Why bronze sculpture?
After learning that I'm an artist, I'm often asked "what medium?" Although I'm able to work in many, my response is "bronze sculpture". But why? First, it's in my blood. I grew up around it, it's what my father taught me. Do I feel bound to it? Not at all. I actually truly enjoy it. I worked from age 12 in and around the foundry and have a keen appreciation for what is involved the creation of bronze sculpture. Bronze offers such an array of possibilities. A big commission monument or a small delicate sculpture, patinas that look like marble, stone or wood. There's so much it can do, I doubt my love for it will waiver anytime soon. As a sculptor I am curious about other options, but they don't forgive like clay or wax. You make a mistake on a marble piece and that's it. "Agility", shown here is one of my first pieces cast into bronze. This horse sculpture, or rather a stallion, is more a contemporary style emerging from its base and shows a little of what's possible with bronze.
Some recent eagle experiences
Due to the fact that I've been working on an eagle sculpture as of late (see other posts below), two recent experiences have been note worthy. First, on Sunday my son and I were driving when over a field near the road we saw a massive bird of prey. We pulled over the watch as it swooped low, flew in circles and eventually landed in the field, probably hunting. It was a young, juvenile bald eagle. Both my son and I watched this big bird for several minutes as it did it's thing. I've seen them in this area from time to time, usually full grown with white heads. I've enjoyed these close (relative) experiences with them. Then last night I dreamed that a young eagle was flying into me, attempting to get my attention. I thought it was attacking me until it finally landed on top of me (I was then laying on the ground with my hands covering my head) and I realized it simply wanted my help. That it was hurt. What do these things mean? Don't know, but either way I felt that both of these things were worth mentioning.
African sculpture as a set
Sculptures sometimes look best in sets. When you have similar themes and sizes placed together, they can compliment each other and create a scene. A giraffe sculpture I did a couple years ago (see a better picture in the sculpture section) titled "Lookin' Up" now has a companion piece with my newest "Embrace". Together they work as a team and add to tell a story. In this quick image I took you can see how well this set works.

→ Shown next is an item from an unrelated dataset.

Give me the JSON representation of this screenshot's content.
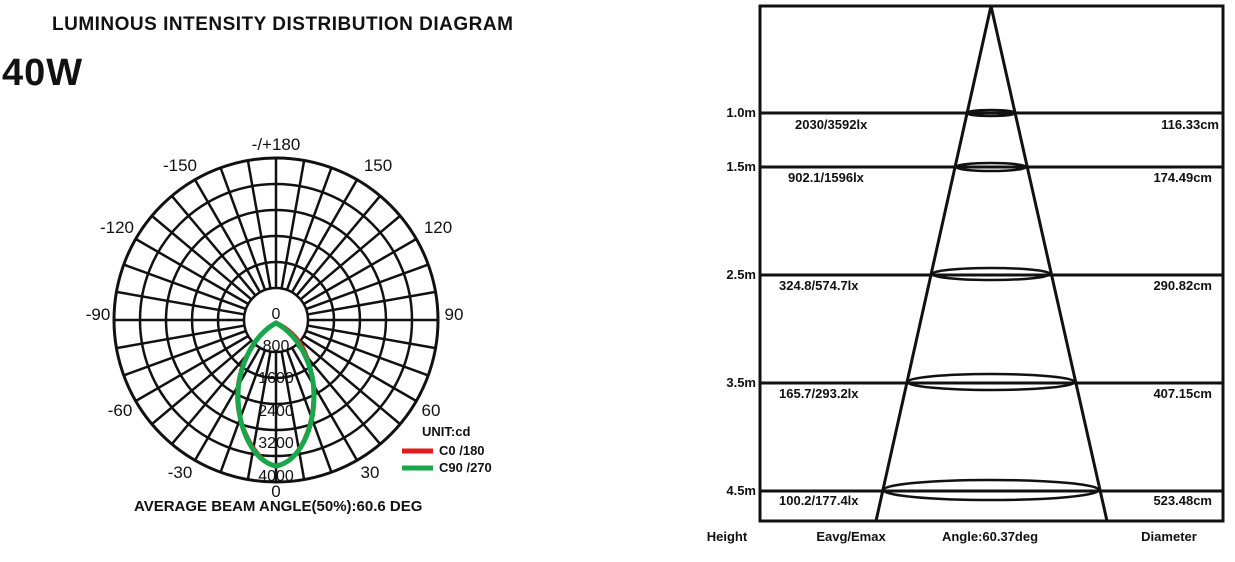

This show is amazing. Many people don't know that there are 2 shows the same weekend (this year it's Aug 1-11). One show is in the "Park" and the Invitational is up the "hill" in the grounds of the high school. This is where I exhibit. Below is a quick clip from last year's show, but helps to express the feeling and enthusiasm of the show. PLAN TO ATTEND. It's worth it. The biggest of the year.
A young artist, a sculptor to be
Recently on Face Book we posted a picture of my father as a boy. Unrelated but coincidentally at the same time I was asking my mom for a picture of myself for a lesson I was preparing for a class. Those two facts together inspired me to include this image of me as a young boy. Childhood holds my favorite memories. If I could jump back to a time and repeat a time of my life, ages 6-10 are where I'd go. No need worry about that "sad" look in my eyes. That was how I've always been. I still have that look, but now it's a 6"-4" 230lb man with facial hair. My wife says she still "sees that little boy" in me. Who knew he'd grow up to be a bronze sculptor and artist. You just never know.

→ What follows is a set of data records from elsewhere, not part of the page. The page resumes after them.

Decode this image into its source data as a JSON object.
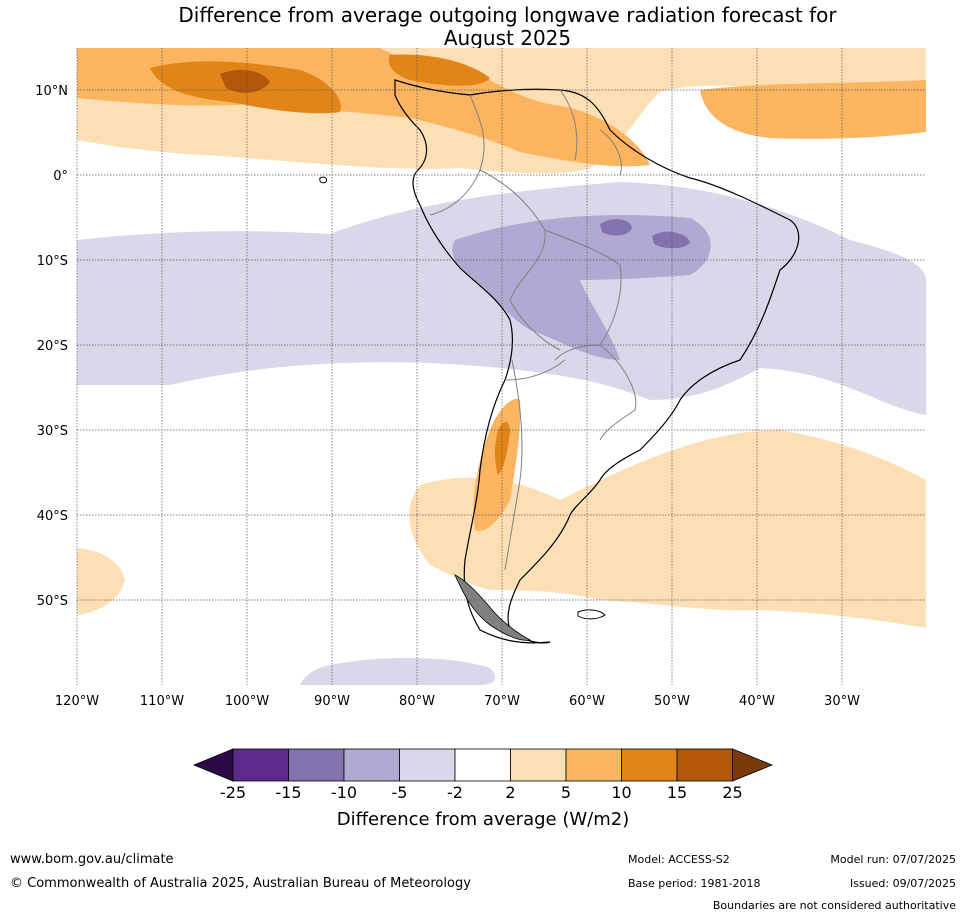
{
  "title": {
    "line1": "Difference from average outgoing longwave radiation forecast for",
    "line2": "August 2025"
  },
  "map": {
    "lon_labels": [
      "120°W",
      "110°W",
      "100°W",
      "90°W",
      "80°W",
      "70°W",
      "60°W",
      "50°W",
      "40°W",
      "30°W"
    ],
    "lat_labels": [
      "10°N",
      "0°",
      "10°S",
      "20°S",
      "30°S",
      "40°S",
      "50°S"
    ],
    "extent": {
      "lon_min": -120,
      "lon_max": -20,
      "lat_min": -60,
      "lat_max": 15
    }
  },
  "colorbar": {
    "ticks": [
      "-25",
      "-15",
      "-10",
      "-5",
      "-2",
      "2",
      "5",
      "10",
      "15",
      "25"
    ],
    "colors": [
      "#5c2a8a",
      "#8272ad",
      "#b1a9d2",
      "#d8d8ea",
      "#ffffff",
      "#fddfb5",
      "#fbb45f",
      "#e18518",
      "#b35808"
    ],
    "under_color": "#2c0a4a",
    "over_color": "#7a3b0c",
    "label": "Difference from average (W/m2)"
  },
  "footer": {
    "website": "www.bom.gov.au/climate",
    "copyright": "© Commonwealth of Australia 2025, Australian Bureau of Meteorology",
    "model": "Model: ACCESS-S2",
    "base_period": "Base period: 1981-2018",
    "model_run": "Model run: 07/07/2025",
    "issued": "Issued: 09/07/2025",
    "disclaimer": "Boundaries are not considered authoritative"
  }
}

The creation of a sculpture
In posts below you can see other images of how this piece (and others) has developed. First is the idea, then the armature, then the basic shape and look, followed by the refinement, which is where I'm now at with this new eagle sculpture. Then you mold and cast it (READ MORE ABOUT IT HER) To answer the question of "how long does it take you to sculpt a piece", well here is the answer to a degree. Sometimes days, weeks or months. This piece seems to be going fairly fast. Mark continues to come in to the back studio where I sculpt, see it, make minor suggestions which I generally follow and then I keep proceeding. I'm hoping to finish this piece and begin molding it next week. It's smaller so the process should go fast. I'm also blessed to have worked on eagles, hawks and their wings so I'm already somewhat familiar with the anatomy. That helps A LOT. There is still lots to do, so I'll get back at it. In the back ground you can see the skillet with hot clay. It's something that seriously hurts when you spill some on your leg or hands. Some advice, don't do it.
Even with the heavy snow outside, a box arrived from the foundry. It was my new sculpture titled "Embrace" which depicts a mother and baby elephant "hugging". Shown is a quick image of it I took with my phone. Tomorrow we'll have it professionally photographed after which I'll have the image and info in "gallery" page. The patina is a grey, marbled look and is exquisite. No doubt some will see it and ask "what's the medium?" because it doesn't appear to be bronze. This piece is similar in idea, style and feel of "Mama Bear" and hopefully it will be received the same.
Let it snow
This image shows what is happening a the moment outside the studio window which is right behind by sculpting area. We are expected to get as much at 10 more inches. Luckily the hot clay - warmed in a skillet and with a light - keeps my hands warm as I sculpt. It's quiet as the snow falls and can be very inspiring. However it causes the "hibernation" mode to kick in and the desire to go home, drink hot chocolate and watch any good movie trilogy.